CommonLit was adding so many new and necessary teams and skillsets to the company, and Brown is a non-technical founder. Communication barriers went up pretty quickly as the company expanded. Building up and working with an engineering team was something Brown had to learn.
“Because I empathize so much with our end user, that’s a big reason why I think we’ve built a great product, but the challenge of that is that I’ve never led an engineering team and I’ve never grown one from scratch,” Brown said. “I had to rely a lot on mentors and advisors and our own internal team to tell me what they need.”
“It’s like drinking from a fire hose every morning.”
With fast growth comes a plethora of ideas, naturally. Brown said they’re eyeing their international growth and exploring ways to mobilize on that.
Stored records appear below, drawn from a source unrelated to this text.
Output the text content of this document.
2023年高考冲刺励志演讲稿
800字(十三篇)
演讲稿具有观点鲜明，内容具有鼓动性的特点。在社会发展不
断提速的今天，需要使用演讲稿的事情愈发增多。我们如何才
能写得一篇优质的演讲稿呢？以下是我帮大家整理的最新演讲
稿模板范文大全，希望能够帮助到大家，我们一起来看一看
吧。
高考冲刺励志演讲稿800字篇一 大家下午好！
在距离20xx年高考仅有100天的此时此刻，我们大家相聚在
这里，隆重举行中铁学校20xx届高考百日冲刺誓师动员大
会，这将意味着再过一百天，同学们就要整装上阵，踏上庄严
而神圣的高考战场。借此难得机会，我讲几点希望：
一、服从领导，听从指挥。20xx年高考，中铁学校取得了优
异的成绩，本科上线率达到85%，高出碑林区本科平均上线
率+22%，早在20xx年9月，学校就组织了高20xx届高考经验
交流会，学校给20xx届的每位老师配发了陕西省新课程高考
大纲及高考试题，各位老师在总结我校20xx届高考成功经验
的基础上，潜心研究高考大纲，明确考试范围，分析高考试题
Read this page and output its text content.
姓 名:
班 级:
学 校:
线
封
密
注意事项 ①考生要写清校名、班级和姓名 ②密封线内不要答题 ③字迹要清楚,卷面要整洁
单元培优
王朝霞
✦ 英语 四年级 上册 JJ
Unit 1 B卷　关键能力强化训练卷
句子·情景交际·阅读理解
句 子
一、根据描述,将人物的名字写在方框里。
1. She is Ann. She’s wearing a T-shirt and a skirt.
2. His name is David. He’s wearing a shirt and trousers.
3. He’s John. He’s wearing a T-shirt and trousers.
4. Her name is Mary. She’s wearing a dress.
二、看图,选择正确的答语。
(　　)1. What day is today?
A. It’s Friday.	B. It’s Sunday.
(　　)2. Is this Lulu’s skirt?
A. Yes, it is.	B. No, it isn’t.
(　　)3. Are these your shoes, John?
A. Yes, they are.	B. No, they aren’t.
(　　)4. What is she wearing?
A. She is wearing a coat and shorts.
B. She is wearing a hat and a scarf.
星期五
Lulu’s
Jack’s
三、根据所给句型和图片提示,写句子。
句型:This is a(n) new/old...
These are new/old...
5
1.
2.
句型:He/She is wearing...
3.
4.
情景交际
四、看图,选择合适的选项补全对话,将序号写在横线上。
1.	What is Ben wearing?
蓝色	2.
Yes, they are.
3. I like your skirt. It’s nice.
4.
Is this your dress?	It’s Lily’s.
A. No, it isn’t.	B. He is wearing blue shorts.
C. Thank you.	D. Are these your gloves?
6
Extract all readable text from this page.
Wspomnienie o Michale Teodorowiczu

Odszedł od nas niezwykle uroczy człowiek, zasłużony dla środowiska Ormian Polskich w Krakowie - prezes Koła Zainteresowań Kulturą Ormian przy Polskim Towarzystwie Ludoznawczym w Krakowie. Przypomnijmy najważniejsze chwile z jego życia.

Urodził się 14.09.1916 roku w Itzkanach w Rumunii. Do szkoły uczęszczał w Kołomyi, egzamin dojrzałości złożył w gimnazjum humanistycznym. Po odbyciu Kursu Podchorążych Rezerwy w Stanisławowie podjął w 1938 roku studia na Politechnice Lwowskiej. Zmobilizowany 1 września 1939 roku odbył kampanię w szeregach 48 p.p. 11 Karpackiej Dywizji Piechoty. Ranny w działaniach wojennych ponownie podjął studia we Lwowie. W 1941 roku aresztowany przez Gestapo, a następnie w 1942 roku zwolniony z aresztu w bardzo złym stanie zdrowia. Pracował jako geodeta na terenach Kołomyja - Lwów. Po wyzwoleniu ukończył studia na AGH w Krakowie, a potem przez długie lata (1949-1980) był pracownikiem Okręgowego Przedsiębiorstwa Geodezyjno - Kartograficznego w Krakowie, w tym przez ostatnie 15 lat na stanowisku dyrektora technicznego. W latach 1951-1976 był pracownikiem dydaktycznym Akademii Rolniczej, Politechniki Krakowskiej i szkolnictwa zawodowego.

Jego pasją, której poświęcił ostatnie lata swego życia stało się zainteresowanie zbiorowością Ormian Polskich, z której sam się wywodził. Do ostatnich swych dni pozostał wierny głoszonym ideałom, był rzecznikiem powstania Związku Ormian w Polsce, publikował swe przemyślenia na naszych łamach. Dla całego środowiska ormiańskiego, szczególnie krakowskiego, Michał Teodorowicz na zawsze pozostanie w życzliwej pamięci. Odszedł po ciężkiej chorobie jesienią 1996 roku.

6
CommonLit has also been tracking how often teachers have been using hardware, like Chromebooks, in classes. A lot of the demand they’re seeing from teachers is for more educator-focused digital training tools.
“I haven’t gotten it right every time, but what my team has needed from me is to make decisions,” Brown said. “I have good intuition and I test my assumptions, and I think they respect the decisions that I make, especially when I show them my rationale.”
Brown devours management books, and her team recently read “Radical Candor” by Kim Scott together as a bonding activity. It’s one of the ways Brown has found to manage the fast growing company.
“It’s like drinking from a fire hose every morning,” Brown said.
“Our context is changing so fast, and now that we’re the hot edtech startup and we’re getting a lot of inbounds where entire school districts are adopting us, we have all sorts of partnership opportunities. My challenge is to keep everyone focused on making the main thing, the main thing.”